Monday, 22 March 2010

Education for Change - Left Perspectives


Can education and the teaching of literacy change society? Gramsci and Freire believed that that it could. Giroux believes that forms of critical pedagogy can make a difference to students' consciousness and so seed a 'revolutionary ferment' within society - that people can begin to reflect upon their own lot and that of others and realise the need for the transformation of society.
Researching my book 'Literacy on the Left' has led me to read about pre and post-revolutionary Russia and how the leaders of that transformation of society saw the role of education. Was schooling and education part of the way forward for change for leaders like Lenin and Trotsky (pictured) in their building for the revolution?
Here is historian Sheila Fitzpatrick (1979)
As a revolutionary opponent of the Tsarist regime, Lenin invariably chose the course of political activism rather than that of gradual enlightenment of the people.
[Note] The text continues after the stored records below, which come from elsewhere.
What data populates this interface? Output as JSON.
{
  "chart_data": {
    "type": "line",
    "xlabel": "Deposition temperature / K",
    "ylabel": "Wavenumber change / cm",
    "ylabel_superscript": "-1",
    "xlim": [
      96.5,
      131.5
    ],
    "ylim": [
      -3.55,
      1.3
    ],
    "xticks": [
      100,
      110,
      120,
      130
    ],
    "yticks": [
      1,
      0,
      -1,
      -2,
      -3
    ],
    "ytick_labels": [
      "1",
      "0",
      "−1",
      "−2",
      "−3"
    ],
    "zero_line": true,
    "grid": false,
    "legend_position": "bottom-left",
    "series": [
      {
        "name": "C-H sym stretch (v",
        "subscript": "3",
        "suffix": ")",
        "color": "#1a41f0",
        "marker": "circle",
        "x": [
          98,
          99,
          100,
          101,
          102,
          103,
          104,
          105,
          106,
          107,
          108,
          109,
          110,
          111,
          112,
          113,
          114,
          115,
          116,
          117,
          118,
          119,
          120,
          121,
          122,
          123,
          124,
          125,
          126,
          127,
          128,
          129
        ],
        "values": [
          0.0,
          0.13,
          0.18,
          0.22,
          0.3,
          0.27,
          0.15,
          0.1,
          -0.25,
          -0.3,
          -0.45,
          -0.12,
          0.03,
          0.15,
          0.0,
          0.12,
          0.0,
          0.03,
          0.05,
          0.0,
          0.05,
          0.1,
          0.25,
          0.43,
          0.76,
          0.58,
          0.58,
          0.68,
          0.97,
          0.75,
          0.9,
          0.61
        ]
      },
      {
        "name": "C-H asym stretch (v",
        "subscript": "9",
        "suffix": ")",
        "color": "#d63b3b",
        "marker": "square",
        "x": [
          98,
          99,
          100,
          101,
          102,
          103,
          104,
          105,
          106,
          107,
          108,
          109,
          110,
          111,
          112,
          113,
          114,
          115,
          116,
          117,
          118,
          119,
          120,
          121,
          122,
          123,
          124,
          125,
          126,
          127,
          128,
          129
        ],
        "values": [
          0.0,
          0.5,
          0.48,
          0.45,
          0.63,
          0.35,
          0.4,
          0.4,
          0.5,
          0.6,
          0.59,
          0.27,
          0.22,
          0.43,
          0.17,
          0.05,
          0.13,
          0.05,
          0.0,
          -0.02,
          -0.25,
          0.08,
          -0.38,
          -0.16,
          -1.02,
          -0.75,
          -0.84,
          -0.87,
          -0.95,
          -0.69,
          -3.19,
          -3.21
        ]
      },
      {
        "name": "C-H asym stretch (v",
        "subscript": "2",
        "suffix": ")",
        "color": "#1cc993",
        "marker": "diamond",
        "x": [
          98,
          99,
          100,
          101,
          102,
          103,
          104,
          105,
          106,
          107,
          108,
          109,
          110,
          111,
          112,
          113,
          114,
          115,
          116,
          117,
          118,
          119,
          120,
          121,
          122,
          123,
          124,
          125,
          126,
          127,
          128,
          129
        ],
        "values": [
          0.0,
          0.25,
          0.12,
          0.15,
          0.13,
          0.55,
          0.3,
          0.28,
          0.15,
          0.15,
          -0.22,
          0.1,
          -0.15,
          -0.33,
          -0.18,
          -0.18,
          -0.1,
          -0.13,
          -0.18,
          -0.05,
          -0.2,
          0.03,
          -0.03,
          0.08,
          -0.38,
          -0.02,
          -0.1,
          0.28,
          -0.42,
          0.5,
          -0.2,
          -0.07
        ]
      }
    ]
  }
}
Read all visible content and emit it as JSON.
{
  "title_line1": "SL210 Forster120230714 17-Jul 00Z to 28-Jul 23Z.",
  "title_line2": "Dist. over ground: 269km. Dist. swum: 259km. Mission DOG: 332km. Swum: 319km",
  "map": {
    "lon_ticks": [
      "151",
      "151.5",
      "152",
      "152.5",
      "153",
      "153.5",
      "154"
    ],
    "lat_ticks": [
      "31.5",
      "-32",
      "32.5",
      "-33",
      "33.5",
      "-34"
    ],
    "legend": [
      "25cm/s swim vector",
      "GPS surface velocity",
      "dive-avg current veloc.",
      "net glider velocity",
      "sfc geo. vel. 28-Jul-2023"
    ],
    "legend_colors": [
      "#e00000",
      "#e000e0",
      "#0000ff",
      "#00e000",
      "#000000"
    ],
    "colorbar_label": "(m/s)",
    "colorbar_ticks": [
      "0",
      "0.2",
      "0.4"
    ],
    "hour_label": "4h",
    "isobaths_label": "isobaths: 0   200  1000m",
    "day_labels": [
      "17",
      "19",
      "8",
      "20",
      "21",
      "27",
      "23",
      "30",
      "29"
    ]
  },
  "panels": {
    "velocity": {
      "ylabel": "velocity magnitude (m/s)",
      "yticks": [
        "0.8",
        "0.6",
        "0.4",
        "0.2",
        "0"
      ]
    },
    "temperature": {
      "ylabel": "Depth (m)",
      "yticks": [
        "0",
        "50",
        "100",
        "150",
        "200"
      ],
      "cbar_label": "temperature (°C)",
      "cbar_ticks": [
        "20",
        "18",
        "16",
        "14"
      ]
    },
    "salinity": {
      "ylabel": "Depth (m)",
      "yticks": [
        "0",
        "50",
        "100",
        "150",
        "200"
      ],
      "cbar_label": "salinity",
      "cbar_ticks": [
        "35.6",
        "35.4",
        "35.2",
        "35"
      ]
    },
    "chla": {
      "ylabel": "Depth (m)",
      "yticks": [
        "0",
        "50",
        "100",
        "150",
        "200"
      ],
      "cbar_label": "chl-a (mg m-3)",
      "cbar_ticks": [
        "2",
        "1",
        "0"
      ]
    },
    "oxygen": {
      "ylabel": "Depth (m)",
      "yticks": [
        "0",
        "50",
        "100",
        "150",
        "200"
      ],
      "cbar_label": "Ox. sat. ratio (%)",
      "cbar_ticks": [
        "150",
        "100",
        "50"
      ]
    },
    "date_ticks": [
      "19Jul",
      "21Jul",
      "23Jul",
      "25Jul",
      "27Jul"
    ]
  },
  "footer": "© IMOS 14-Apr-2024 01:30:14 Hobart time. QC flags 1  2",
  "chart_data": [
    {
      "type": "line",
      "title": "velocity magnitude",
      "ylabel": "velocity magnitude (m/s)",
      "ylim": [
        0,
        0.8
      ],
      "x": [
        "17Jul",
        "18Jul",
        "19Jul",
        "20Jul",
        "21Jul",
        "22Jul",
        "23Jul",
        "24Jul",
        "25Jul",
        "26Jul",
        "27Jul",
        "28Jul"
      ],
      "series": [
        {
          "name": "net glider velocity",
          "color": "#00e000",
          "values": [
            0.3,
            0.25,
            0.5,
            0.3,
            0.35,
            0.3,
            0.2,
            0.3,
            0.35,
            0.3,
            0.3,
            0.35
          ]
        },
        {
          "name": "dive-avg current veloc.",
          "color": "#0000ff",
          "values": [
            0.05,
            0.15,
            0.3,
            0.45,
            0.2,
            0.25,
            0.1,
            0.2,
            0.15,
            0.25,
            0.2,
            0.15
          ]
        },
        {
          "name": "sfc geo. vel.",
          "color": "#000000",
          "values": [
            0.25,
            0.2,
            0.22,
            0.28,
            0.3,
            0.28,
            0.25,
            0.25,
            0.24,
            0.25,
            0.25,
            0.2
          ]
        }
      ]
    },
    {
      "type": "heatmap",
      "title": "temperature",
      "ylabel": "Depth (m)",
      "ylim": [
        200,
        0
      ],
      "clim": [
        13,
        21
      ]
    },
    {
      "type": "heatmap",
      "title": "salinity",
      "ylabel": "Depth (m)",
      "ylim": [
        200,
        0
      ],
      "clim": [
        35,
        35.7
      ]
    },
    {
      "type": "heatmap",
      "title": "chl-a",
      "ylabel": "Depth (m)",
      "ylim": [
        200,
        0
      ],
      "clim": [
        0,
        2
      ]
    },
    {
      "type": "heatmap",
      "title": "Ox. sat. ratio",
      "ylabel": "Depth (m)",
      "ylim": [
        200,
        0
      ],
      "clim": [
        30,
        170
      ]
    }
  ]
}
He showed comparatively little interest in the efforts of Social-Democrat intellectuals to educate the workers in the 1890s and expressed contempt for the liberal enlighteners of the Committee on Illiteracy who were prepared to settle for gradual change within the existing political framework. (p.8)
This to me indicates Lenin's belief that 'events' were worth more than theory and a commitment to a materialist conception of history as contended by Marx.
Fitzpatrick goes on in her book to describe that after the revolution, Lenin was insistent that education was crucial and fought against what he called 'Communist conceit' that resented that workers had things to learn from the bourgeoisie. Lenin believed that people with education were more cultured than people without it. Workers and Communists who pretended that 'bourgeois' culture was inferior to 'proletarian' were simply confusing the issue: the basic cultural task of the Soviet state was to raise the educational level of the masses, and the basic task for communists was to raise their own cultural level by learning the skills of the bourgeoisie' (p9)
So Lenin saw education and culture as autonomous. When I discuss left approaches to literacy and education in the book, there is a clear distinction to made between more post-modern approaches which sees knowledge and culture as ideological and the views of Marxists like Lenin who took the culture and learning in the hands of the ruling class as being a reflection of the developments of humanity and knowledge - now to be shared with all.